Frequently Asked Questions

What is Swagger/OpenAPI and why validate it?

Swagger, now standardized as OpenAPI Specification, is a machine-readable format for describing RESTful APIs using JSON or YAML. It defines API endpoints (paths), HTTP methods (GET, POST, PUT, DELETE), request parameters, response schemas, authentication methods, and data models. Validation ensures your specification conforms to OpenAPI 2.0, 3.0, or 3.1 standards, preventing errors when using tools like Swagger UI for documentation, Swagger Codegen for client SDK generation, or API testing tools like Postman. Invalid specs break these tools, causing deployment failures, incomplete documentation, and broken client libraries. Common use cases include API-first development workflows, contract testing between frontend and backend teams, and automated API documentation generation for developer portals.

How does the Swagger validator detect specification errors?

The validator uses a multi-stage parser that first validates JSON/YAML syntax, then checks OpenAPI schema compliance. It verifies required top-level fields (openapi version, info object with title and version, paths object), validates data types for each field (strings, integers, booleans, arrays, objects), checks $ref references resolve to defined components, ensures HTTP methods use valid verbs (get, post, put, delete, patch, options, head), validates response codes are numeric (200, 404, 500), and verifies schema definitions follow JSON Schema Draft specifications. For example, it catches missing required fields like info.title, invalid response structures lacking content or schema properties, and broken $ref paths like #/components/schemas/MissingModel. The validator also checks security scheme definitions, parameter locations (query, path, header, cookie), and media type declarations.

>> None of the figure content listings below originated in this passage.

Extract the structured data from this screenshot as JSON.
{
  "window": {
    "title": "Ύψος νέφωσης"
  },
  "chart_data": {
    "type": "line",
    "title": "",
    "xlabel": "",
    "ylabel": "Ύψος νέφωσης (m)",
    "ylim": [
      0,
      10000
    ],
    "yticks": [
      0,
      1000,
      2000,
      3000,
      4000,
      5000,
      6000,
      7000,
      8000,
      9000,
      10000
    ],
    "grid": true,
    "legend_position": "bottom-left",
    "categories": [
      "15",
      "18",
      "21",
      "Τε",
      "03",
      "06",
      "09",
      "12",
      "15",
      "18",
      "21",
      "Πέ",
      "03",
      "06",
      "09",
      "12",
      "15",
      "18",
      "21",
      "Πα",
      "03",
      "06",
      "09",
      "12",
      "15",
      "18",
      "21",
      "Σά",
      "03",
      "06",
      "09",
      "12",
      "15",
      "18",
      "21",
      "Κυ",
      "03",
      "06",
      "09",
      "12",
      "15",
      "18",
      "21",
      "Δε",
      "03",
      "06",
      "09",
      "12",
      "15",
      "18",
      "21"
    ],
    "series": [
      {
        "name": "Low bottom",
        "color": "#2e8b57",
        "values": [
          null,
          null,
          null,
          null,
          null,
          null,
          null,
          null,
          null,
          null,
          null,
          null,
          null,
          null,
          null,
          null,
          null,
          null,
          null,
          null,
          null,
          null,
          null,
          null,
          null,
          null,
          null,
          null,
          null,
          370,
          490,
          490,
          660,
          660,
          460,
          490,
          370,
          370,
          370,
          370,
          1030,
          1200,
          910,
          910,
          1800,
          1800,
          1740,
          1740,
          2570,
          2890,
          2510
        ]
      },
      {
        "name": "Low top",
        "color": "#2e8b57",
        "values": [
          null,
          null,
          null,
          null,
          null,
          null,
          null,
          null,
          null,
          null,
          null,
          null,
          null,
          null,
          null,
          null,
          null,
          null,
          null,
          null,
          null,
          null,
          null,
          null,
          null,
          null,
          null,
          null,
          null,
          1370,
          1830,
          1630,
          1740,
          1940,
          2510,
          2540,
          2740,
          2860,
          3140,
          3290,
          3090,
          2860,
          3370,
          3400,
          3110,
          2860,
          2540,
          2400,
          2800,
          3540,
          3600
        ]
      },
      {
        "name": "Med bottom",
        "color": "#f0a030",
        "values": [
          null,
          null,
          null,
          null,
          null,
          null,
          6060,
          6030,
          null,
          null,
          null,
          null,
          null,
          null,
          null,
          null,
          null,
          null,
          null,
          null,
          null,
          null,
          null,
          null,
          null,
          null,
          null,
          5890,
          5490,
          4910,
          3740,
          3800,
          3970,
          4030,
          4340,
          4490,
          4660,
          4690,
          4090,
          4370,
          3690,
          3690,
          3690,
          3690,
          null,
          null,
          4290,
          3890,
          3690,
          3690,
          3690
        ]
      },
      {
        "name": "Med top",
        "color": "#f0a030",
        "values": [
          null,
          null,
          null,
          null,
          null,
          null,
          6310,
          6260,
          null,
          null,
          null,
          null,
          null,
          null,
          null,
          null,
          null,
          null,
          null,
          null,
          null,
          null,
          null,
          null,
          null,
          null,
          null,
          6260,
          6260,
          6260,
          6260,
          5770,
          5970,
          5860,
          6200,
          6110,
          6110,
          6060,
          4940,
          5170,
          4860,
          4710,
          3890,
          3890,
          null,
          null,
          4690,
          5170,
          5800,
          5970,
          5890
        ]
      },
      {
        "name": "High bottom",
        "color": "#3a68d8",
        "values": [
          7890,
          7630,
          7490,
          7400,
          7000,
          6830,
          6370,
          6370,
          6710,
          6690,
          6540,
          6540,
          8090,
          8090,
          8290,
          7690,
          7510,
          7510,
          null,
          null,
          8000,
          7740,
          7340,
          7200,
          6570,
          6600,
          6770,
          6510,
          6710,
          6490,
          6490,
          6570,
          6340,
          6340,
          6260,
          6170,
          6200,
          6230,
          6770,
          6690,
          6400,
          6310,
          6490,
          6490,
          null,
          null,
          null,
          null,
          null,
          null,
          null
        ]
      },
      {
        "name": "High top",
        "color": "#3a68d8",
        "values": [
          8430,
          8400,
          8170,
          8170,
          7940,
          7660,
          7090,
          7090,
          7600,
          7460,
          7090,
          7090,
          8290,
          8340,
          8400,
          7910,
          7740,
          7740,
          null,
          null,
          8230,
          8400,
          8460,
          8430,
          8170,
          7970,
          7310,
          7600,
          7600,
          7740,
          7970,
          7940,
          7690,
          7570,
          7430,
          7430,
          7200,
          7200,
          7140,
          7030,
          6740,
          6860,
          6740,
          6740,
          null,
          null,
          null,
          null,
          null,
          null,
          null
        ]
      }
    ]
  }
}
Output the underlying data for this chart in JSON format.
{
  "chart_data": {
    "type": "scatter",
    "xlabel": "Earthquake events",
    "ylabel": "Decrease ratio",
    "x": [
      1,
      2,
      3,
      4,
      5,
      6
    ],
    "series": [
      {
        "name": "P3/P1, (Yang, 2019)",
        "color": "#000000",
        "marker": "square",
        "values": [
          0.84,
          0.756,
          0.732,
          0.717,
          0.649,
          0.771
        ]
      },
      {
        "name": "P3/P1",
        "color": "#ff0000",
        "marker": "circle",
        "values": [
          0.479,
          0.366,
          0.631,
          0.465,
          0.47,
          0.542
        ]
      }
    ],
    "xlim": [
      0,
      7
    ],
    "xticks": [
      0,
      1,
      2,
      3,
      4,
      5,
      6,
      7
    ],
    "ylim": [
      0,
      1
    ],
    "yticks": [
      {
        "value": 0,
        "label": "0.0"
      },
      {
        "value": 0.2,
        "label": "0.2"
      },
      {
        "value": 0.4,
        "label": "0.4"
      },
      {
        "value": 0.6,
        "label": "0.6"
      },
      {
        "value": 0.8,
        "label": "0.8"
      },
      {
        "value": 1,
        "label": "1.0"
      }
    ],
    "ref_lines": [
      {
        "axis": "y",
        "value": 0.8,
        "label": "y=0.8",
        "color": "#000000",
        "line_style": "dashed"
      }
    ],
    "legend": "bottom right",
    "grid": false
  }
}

Is my Swagger specification secure during validation?

Yes, completely secure. This validator runs 100% client-side in your browser using JavaScript. Your Swagger specification never leaves your device—no network requests are made to external servers, no data is uploaded, stored in databases, logged to files, or transmitted to third parties. All parsing and validation happens in your browser JavaScript engine using local memory. This makes it safe for validating proprietary API specifications, internal company APIs with sensitive endpoint information, or APIs containing authentication details. After you close the browser tab, all data is cleared from memory. For maximum security when validating highly sensitive specifications, you can disconnect from the internet and the validator continues working offline since it requires no server connection.